Une future baisse de prix ?
Ainsi, bien qu’il faille attendre que les volumes de production décollent, Tesla pourra drastiquement réduire les coûts liés à la fabrication de batteries et donc le prix d’achat de ses véhicules. Cela lui permettra également de lancer les Cybertruck, Roadster et Semi. Mais Elon Musk a récemment annoncé qu’aucune baisse de prix n’aurait lieu sans réduction de l’inflation.
Bien que Tesla ait fait forte impression avec ses cellules 4680, d’autres acteurs comptent bien se faire une place au soleil, et ne pas laisser Tesla seul en tête. Examinons alors les propositions des autres fabricants pour tenter de battre l’entreprise texane au jeu de la meilleure batterie possible.
La concurrence s’organise
Si certains constructeurs, à l’instar de Kia, Hyundai ou Porsche, se targuent d’ores et déjà de proposer des batteries à l’architecture 800 Volts qui permettent de recharger bien plus vite que les futures batteries 4680 de Tesla, le géant chinois CATL semble aller encore plus loin. En effet, il a annoncé au début de l’été 2022 une future batterie nommée « Qilin 3.0 » offrant jusqu’à 1 000 kilomètres d’autonomie, et une charge de 10 à 80 % de batterie en dix minutes seulement. Le rendez-vous est pris pour 2023 en ce qui concerne les premiers véhicules qui en seront équipés.
Plus récemment, CATL toujours, a promis de diviser ce temps par deux, en atteignant 80 % de charge en cinq minutes seulement grâce à de nouvelles cellules dont les détails ne sont pas encore connus. Les délais n’ont pas été communiqués sur cette nouvelle technologie, mais Tesla ne sera définitivement pas seul à proposer des cellules ayant des propriétés inédites.

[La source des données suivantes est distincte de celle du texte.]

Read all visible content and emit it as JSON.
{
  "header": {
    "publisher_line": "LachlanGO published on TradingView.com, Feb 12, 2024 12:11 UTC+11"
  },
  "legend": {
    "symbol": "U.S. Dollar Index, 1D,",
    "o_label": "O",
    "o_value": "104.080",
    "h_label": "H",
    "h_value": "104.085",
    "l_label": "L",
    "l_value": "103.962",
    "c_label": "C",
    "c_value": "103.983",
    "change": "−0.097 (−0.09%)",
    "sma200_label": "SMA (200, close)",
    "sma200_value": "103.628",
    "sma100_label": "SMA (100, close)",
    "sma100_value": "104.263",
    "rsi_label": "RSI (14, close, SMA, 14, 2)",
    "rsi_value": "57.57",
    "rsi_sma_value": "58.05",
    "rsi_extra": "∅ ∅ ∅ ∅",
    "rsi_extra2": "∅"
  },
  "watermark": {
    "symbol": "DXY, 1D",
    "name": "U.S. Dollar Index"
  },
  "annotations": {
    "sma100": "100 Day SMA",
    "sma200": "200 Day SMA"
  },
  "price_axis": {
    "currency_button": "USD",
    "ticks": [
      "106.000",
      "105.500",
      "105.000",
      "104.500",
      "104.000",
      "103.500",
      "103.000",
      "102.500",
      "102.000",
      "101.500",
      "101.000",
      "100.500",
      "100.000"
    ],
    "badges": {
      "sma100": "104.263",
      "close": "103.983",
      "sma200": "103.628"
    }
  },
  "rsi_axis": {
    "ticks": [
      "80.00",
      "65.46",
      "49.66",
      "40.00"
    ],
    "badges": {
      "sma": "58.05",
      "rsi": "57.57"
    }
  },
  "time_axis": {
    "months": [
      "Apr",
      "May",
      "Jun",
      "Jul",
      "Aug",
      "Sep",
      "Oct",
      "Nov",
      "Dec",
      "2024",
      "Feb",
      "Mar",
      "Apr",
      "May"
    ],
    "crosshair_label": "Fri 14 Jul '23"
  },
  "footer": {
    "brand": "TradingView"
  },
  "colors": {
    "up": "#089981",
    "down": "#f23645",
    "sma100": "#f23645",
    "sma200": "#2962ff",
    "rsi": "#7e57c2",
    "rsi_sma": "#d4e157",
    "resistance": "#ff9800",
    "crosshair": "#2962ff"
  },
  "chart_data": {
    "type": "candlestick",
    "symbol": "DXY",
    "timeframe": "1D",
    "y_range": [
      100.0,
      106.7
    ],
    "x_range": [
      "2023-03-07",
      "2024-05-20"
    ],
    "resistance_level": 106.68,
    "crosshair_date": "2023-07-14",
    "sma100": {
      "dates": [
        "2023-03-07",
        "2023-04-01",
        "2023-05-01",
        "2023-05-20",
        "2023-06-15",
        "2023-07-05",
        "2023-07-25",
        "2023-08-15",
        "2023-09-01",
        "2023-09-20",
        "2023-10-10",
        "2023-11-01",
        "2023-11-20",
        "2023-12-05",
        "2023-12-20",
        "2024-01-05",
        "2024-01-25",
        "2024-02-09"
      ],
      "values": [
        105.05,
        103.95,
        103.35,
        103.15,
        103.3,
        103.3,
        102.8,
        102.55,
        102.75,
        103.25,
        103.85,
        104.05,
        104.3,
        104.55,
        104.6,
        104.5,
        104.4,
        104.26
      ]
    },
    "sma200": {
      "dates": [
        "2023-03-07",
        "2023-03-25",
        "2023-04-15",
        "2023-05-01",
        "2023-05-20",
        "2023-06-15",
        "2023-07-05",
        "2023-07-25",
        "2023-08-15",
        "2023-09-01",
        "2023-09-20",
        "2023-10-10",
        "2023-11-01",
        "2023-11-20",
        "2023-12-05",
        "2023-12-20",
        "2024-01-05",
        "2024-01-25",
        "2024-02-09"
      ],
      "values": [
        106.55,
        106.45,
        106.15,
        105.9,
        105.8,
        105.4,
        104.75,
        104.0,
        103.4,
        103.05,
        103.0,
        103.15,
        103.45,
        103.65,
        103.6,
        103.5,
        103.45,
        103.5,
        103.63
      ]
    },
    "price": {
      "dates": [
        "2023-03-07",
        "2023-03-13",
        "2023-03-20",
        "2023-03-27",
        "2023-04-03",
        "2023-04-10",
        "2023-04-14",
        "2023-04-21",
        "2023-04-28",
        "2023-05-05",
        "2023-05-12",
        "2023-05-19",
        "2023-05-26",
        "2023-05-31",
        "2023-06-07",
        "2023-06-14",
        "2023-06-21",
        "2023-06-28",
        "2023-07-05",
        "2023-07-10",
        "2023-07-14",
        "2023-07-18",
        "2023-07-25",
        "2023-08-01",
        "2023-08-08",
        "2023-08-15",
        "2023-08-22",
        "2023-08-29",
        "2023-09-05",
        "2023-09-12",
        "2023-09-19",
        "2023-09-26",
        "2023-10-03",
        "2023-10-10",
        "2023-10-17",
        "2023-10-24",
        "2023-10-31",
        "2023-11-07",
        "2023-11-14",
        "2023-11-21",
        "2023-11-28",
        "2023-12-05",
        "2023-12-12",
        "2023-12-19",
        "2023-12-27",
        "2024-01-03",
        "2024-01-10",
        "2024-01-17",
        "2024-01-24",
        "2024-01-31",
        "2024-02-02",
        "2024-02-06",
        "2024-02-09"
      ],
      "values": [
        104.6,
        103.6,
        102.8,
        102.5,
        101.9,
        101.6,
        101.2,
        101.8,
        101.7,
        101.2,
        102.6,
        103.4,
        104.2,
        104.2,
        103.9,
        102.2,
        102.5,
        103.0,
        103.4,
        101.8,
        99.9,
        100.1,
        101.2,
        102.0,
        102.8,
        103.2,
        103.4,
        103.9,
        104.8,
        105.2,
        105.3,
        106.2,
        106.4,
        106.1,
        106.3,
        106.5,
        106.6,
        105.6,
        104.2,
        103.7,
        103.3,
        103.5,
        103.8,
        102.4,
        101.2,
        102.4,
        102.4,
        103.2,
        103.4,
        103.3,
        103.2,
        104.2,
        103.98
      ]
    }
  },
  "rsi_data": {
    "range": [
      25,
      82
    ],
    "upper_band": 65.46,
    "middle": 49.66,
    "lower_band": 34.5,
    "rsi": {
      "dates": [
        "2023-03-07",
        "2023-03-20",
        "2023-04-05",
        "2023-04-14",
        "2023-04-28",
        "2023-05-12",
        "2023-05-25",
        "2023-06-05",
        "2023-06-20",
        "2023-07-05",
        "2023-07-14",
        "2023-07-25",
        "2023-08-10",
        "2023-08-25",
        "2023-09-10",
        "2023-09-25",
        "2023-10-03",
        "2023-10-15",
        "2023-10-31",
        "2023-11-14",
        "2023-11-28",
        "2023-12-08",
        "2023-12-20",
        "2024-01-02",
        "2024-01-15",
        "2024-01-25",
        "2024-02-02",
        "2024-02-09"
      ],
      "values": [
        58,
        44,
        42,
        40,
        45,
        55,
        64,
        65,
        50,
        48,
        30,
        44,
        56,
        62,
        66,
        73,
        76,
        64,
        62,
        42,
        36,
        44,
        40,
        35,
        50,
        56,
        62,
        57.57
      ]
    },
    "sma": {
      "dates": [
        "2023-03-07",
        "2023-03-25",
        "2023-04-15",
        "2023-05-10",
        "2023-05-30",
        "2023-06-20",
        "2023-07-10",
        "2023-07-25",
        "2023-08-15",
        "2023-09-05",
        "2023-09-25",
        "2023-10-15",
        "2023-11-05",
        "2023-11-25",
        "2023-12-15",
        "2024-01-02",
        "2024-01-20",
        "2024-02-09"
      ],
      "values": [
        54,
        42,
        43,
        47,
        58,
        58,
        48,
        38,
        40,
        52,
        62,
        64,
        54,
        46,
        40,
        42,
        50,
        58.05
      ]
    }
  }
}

Les innovations de CATL profiteront toutefois sans aucun doute à Tesla, qui cherche à s’approvisionner en cellules de batteries de toutes les manières possibles. Actuellement, CATL fournit les packs de batterie LFP (Lithium-Fer-Phosphate) des Tesla Model 3 Propulsion pour l’usine de Shanghai, montrant que la firme d’Elon Musk ne rechigne pas à avoir un partenariat avec le géant chinois du secteur. En Europe, Volkswagen a aussi débuté sa révolution dans le monde des batteries, avec sa fameuse cellule unifiée qui va bientôt être produite en Allemagne.
Il est ainsi fort probable que le futur des véhicules Tesla ne soit pas uniquement composé de batteries avec des cellules au format 4680 : tant que la demande est bien supérieure à l’offre, la firme d’Elon Musk a tout intérêt à accepter les cellules de tous horizons, tant que ces dernières respectent le cahier des charges imposé.
Quoi qu’il en soit, dans un contexte de pénurie de matières premières qui s’est drastiquement accentué, les cellules 4680 de Tesla ne sont pas près d’être majoritaires dans les différents véhicules du groupe. L’année 2023 sera sans aucun doute déterminante, avec la Gigafactory de Berlin qui devrait commencer à produire ses propres cellules d’ici là.